Ekphrasis Post. Go to flickr.com/explore and write a post inspired by the image. Can you link it to your health focus? Don’t forget to post the image!
The image I received is this one to the left of the ladies hanging out in their denim shorts. I wish I was that comfortable in shorts and am truly jealous of their smooth legs not covered in red spots. I have a post coming soon about how I feel in shorts, so I wanted to take today to share some great news that I read about recently on Prevention.com. Research recently presented at a meeting of the American Chemical Society shows that popcorn has even more antioxidants than fruits and veggies!
I absolutely love popcorn, I’m a very frequent user of my Whirley Pop. Their findings discovered that popcorn kernels contain more of the healthy antioxidant substances called polyphenols than fruits and vegetable. Fruits and veggies do have polyphenols, but the antioxidants can be diluted because produce is made up of so much water. Popcorn is made up of only 4% water, so the antioxidants are packed into the tiny kernels. Those antioxidants are helping to fight inflammation, so popcorn fits perfectly into my anti-inflammatory nutrition plan! (Which so far is going really well, but I’d like to give it a little more time before I give a full update!)

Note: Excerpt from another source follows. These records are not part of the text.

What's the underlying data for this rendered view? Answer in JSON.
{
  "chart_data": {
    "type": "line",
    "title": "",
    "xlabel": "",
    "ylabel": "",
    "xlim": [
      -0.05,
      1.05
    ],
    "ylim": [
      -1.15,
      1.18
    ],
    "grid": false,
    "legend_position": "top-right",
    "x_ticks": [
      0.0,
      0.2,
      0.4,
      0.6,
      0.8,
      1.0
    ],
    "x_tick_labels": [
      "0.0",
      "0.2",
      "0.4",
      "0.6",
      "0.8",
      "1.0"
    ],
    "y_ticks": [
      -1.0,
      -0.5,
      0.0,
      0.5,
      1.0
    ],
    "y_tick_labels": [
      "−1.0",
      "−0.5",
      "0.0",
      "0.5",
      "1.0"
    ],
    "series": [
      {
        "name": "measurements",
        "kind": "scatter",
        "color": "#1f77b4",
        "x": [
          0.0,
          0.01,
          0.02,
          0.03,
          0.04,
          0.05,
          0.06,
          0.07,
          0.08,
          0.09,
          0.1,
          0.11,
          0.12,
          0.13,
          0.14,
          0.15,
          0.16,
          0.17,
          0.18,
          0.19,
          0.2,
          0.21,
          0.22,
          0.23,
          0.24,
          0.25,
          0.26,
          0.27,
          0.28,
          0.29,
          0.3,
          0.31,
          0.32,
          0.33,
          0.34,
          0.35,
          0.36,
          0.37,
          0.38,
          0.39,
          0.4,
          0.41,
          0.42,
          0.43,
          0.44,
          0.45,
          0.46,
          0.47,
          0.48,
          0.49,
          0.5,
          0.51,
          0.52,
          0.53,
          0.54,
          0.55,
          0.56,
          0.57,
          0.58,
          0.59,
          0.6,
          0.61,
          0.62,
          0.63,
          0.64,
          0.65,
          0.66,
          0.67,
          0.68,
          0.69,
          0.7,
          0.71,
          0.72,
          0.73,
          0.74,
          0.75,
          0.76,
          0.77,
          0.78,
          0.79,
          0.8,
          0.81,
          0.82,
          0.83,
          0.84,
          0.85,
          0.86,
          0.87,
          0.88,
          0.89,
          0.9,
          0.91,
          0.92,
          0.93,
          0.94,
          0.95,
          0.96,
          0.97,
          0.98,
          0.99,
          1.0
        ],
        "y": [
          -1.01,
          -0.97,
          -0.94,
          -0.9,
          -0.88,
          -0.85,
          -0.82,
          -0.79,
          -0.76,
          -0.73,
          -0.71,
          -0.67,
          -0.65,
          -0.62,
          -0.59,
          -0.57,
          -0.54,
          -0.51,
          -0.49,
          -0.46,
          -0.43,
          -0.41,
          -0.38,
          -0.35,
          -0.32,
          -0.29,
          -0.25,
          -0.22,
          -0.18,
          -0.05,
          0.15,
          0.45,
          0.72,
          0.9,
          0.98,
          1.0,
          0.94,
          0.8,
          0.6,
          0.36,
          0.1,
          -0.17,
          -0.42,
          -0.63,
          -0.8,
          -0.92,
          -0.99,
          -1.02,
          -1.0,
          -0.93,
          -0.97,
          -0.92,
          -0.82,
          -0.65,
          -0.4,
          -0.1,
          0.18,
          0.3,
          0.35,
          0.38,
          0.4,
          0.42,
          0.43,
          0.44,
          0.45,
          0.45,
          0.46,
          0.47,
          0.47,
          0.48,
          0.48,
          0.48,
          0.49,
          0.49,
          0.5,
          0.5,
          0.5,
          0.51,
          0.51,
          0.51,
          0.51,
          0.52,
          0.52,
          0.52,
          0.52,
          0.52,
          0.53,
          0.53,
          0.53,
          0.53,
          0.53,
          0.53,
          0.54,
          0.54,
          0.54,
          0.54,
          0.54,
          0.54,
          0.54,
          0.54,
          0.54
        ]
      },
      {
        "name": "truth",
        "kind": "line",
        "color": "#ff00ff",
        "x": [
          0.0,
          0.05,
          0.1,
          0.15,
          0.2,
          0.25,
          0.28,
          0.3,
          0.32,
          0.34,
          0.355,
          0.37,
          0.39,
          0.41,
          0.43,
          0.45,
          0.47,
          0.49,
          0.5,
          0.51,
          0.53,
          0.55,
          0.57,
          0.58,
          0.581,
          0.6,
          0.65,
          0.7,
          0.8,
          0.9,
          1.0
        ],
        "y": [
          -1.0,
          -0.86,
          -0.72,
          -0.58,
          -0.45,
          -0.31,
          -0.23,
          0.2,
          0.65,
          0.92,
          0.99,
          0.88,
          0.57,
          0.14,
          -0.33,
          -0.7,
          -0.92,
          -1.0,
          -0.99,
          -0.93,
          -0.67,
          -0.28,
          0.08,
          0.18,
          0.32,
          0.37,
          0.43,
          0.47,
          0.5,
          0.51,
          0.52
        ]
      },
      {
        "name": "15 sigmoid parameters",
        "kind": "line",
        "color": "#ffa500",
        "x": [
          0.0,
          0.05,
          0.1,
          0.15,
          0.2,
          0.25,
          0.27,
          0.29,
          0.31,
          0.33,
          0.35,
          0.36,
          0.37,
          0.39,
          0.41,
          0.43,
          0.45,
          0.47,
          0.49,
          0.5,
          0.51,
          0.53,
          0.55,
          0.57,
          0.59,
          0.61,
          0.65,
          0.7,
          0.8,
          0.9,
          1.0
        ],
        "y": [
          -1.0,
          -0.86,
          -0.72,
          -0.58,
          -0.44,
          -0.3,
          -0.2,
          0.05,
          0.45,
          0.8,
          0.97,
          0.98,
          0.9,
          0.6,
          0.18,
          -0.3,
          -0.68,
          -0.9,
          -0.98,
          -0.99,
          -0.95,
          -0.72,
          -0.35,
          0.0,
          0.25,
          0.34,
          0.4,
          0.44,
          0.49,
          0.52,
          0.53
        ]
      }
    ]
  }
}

A few more delicious tips about popcorn:
- One serving of popcorn provides more than 70 percent of your daily suggested intake of whole grains; the average person only gets about half a serving of whole grains a day.
- The hulls (those parts that get stuck in your teeth) are actually the most concentrated sources of polyphenols and fiber.
- Stick to the air-popped kind – Microwave popcorn has nearly twice as many calories as the air-popped kind, and about 43 percent of those calories are from fat. (Plus those microwave bags are lined with chemicals that could put your health at risk)
- 85% of US corn is genetically altered, so choose organic popcorn. (A growing number of health officials are concerned that genetically engineered foods have dire consequences on the environment—and our health.